Виссарион Григорьевич был тяжело болен (чахотка), и в начале 1846 года оставил журнал «Отечественные записки». Но осенью того же года стал сотрудником другого журнала «Современник», издательство которого взяли на себя Некрасов и Панаев.
Некрасов стал главным редактором, и к участию в этом журнале привлёк лучшие литературные силы. Здесь печатались Белинский и Герцен, Достоевский и Григорович, Лев Толстой и Фет, Тургенев и Гончаров; здесь развернулась деятельность Чернышевского и Добролюбова. «Современник» стал трибуной русской революционной демократии, сыграв исключительно важную роль и в подготовке отмены крепостного права, и разъяснении крепостнического характера реформы 1861 года. Следствием этого явились «кары» – журнал, по высочайшему повелению, в 1866 году после первого покушения Дмитрием Каракозовым на императора Александра II был запрещён.
Однако «не долго музыка играла», вскоре после закрытия «Современника» Некрасов основал другой журнал, не менее «воинственный» – новые «Отечественные записки», бессменным редактором которого он был вплоть до своей кончины: «Я лиру посвятил народу своему», – писал Некрасов. Его стихи и поэмы представляют собой подлинную энциклопедию русской жизни 50-70-х годов. В них отражены яркие картины деревенского быта, показаны социальные контрасты большого города. Поэт огромного гражданского чувства, Некрасов был сатириком и публицистом, сказочником и хроникёром, фельетонистом и тончайшим лириком, эпическим бытописателем и историком.

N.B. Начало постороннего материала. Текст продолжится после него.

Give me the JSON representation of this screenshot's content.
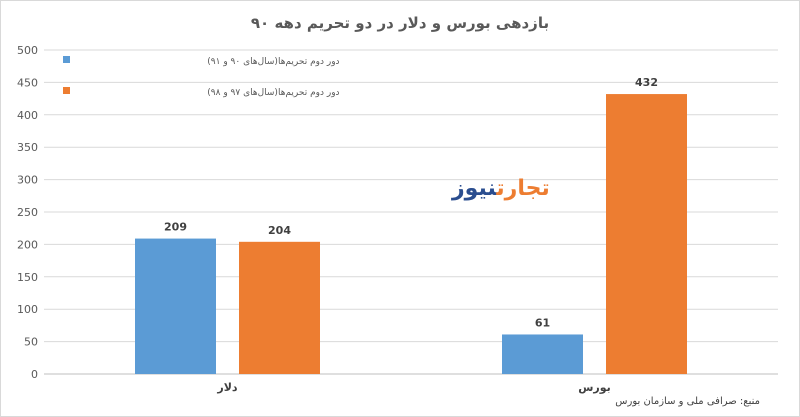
{
  "chart_data": {
    "type": "bar",
    "title": "بازدهی بورس و دلار در دو تحریم دهه ۹۰",
    "categories": [
      "دلار",
      "بورس"
    ],
    "series": [
      {
        "name": "دور دوم تحریم‌ها(سال‌های ۹۰ و ۹۱)",
        "values": [
          209,
          61
        ],
        "color": "#5b9bd5"
      },
      {
        "name": "دور دوم تحریم‌ها(سال‌های ۹۷ و ۹۸)",
        "values": [
          204,
          432
        ],
        "color": "#ed7d31"
      }
    ],
    "ylim": [
      0,
      500
    ],
    "yticks": [
      0,
      50,
      100,
      150,
      200,
      250,
      300,
      350,
      400,
      450,
      500
    ],
    "grid": true,
    "legend_position": "top-left",
    "xlabel": "",
    "ylabel": ""
  },
  "watermark": {
    "text_a": "تجارت",
    "text_b": "نیوز"
  },
  "source": "منبع: صرافی ملی و سازمان بورس"
}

«Тишина» и «Русские женщины», «Мороз, Красный нос» и «Рыцарь на час» принадлежат к лучшим образцам русской поэмы. «Кому на Руси жить хорошо» – исторический эпос, глубоко народный по содержанию и форме. «У кого была такая смелость, чтобы не побояться громко и во всеуслышание заговорить о бедствующем народе? – писал с восхищением Глеб Успенский. – А в этом именно и состояла нота Некрасова…». Как народный заступник, провозвестник правды и справедливости, Некрасов навсегда вошёл в историю русской литературы.
«Это было раненое сердце, раз и на всю жизнь, – говорил Достоевский о Некрасове, – и не закрывшаяся рана эта была источником всей его поэзии, всей страстной до мучения любви этого человека ко всему, что страдает от насилия, от жестокости необузданной воли, что гнетёт нашу русскую женщину, нашего ребёнка в русской семье, нашего простолюдина в горькой так часто доле его».
По интонации и настроению стих Некрасова резко отличается от стиха Пушкина и Лермонтова, он гораздо ближе к обыденной, разговорной речи. Некрасов смело вносил в свои стихи прозаические оттенки, «газетную» точность факта. Некрасов оказал огромное влияние на всю современную поэзию – вплоть до Маяковского и многих поэтов наших дней.
«Мёртвые души» — потрясение общества
Не менее сильное влияние на творчество Некрасова оказал и Николай Гоголь. Ходила даже шутка, что «Некрасова разбудили Белинский и Гоголь!»
В 1842 году появились «Похождения Чичикова или «Мёртвые души», а затем 4-х томное издание Гоголя и его «Шинель». Некрасов зачитывался им, говорил лишь о нём, буквально «заболел». Он писал рецензии, называя произведения Гоголя «истинно прекрасными», а Гоголя – «самым даровитым из всех современных наших писателей».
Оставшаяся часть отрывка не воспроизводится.